For the church to “re-imagine” means it must constantly find its relevance to the society instead of clinging to sluggish practices inside church buildings, he said. Pastor Dale pointed out that we are called to participate in God’s imagination of a new heaven and a new earth in Revelations 21:1-5. Since Genesis, we are part of God’s story in creating a new world. Just like Adam, we are also tasked to till the ground to make it fruitful. It’s not a perfect world yet, he said.
For JECPP to be able to discern the needs of the cities and small communities, Pastor Gibbons, on the other hand, emphasized the prayer of Apostle Paul in Ephesians 3:16 where he asked for strength to the “inner man”. The church can become a new man of understanding and power and love to be able to experience God’s immeasurable ability to transform societies, he said.
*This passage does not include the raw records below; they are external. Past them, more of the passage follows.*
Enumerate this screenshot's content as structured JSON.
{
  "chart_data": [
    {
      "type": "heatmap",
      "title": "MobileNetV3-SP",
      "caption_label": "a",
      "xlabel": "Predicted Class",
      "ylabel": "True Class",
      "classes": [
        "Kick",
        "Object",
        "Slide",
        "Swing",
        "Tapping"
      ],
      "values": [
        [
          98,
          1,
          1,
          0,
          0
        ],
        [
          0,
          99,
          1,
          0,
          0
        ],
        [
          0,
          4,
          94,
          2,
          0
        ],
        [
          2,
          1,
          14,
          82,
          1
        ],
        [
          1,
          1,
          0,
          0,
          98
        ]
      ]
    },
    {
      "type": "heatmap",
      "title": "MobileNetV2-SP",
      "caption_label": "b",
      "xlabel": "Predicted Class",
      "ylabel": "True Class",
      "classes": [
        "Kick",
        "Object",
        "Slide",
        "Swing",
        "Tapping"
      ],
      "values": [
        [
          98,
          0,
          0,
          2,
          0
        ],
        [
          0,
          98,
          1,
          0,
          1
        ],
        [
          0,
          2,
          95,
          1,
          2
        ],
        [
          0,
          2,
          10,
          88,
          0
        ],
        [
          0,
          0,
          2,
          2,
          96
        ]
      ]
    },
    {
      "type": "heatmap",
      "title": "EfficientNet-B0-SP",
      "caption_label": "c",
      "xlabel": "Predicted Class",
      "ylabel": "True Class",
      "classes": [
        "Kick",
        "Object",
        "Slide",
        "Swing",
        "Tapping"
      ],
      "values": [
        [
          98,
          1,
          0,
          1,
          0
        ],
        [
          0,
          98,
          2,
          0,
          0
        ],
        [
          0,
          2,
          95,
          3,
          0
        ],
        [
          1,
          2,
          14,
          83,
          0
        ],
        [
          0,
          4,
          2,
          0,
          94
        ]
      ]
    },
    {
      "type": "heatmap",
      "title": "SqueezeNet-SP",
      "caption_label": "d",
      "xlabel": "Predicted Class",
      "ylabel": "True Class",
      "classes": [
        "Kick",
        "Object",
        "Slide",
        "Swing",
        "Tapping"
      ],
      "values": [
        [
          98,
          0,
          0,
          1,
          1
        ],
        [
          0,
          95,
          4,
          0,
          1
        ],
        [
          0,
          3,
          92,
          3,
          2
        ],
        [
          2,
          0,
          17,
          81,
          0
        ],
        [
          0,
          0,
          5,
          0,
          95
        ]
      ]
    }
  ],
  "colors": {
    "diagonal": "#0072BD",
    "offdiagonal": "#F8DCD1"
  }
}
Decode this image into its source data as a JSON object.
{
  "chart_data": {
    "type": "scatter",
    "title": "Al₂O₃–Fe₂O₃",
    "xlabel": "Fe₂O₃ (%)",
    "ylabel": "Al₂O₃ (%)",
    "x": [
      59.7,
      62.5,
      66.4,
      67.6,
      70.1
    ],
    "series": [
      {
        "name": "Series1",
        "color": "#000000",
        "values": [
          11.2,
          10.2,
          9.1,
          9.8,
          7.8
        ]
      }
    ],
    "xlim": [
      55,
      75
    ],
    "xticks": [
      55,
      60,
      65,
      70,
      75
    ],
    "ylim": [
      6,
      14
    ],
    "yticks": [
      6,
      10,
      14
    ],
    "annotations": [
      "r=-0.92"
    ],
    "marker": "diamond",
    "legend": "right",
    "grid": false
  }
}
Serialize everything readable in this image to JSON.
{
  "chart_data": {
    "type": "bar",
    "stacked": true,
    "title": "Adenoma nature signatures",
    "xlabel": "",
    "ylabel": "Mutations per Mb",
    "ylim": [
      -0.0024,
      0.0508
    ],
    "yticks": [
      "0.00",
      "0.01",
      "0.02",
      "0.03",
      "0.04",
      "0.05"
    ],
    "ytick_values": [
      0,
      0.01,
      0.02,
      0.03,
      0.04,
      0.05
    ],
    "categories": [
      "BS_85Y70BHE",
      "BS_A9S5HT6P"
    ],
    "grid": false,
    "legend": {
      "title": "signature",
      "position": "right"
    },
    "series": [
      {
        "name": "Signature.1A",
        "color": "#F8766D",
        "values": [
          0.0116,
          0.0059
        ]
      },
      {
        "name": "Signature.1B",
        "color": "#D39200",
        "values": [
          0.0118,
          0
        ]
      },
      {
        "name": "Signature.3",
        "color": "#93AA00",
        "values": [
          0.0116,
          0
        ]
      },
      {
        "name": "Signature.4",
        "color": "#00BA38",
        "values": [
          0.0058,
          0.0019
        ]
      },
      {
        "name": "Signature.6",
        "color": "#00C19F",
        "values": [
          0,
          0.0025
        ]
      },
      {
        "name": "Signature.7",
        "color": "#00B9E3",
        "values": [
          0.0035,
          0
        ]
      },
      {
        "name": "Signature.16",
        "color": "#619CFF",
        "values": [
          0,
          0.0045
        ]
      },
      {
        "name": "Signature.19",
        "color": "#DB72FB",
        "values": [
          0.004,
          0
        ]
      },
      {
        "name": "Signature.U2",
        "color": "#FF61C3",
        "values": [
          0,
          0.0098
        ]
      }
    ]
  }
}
JECPP plays a special part of God’s geographic revolution. JECPP’s churches are mainly concentrated on rural and tribal communities which are very precious to God. Jesus was a carpenter from an insignificant village. “That’s why he loves the villages”, he said.
To emphasize that “big things” can happen in small communities, Pastor Gibbons shared about a community in California called Sta. Ana. Recently, a young man with his group went out to the streets to share Jesus. He chanced upon an elderly woman who was being revived by the paramedics due to heart attack. He accompanied her in the ambulance. On the way to the hospital, however, her heart stopped. After the woman was declared dead, the young man asked the medical team if he could pray for her. Five minutes after the prayer, the dead woman sneezed and woke up. The paramedics were shocked. “Do you believe in God,” the young man asked one of them. “How could I not?” came the reply.
After the message of Pastor Gibbons, Rev. Andrew Kwong led the closing prayer. “We have to reimagine our ministries,” he continued to stress. “Our church attendance and prayer meetings are not picking up. We can’t rely on what we know and want. We’ve got to ask what the Holy Spirit wants.”
Pastor Dale also continued to challenge the pastors to imagine new places. By the prompting of the Holy Spirit, the burden for Philippines a decade ago has now expanded to new ministries in Japan, China and South Africa. He also cited examples of how church growth in EFC-Singapore is manifested on helpless communities of children. In Cape Town, South Africa, EFC-Singapore has opened a ministry for children afflicted with HIV. In Singapore, the church supports a non-government organization, called “the Lighthouse” that cares for and educates visual and hearing impaired children. Because the Lighthouse population is relatively small, it has not met the government’s
criteria for funding.
But seeing the need, EFC-Singapore donated computers and other technological facilities that would give way to the Braille Refresher, a breakthrough of the traditional Braille system. Through this technology, these special children’s learning and recreation are now enhanced.
God must have done lots of imagining when he built the heavens and the earth, but human kind is the ultimate point of God’s imagination because we are His highest creation, Pastor Dale said. He encouraged the JECPP pastors to keep on despite failures and disappointments. He said God continues our stories even though there are dead ends in our lives. “With Jesus, we can imagine again,” he added.
“We came to Lighthouse without any religious agenda. Jesus did not tell us to go there and let them say the ‘sinner’s prayer’. We went there to help. We dare to re-imagine ourselves.”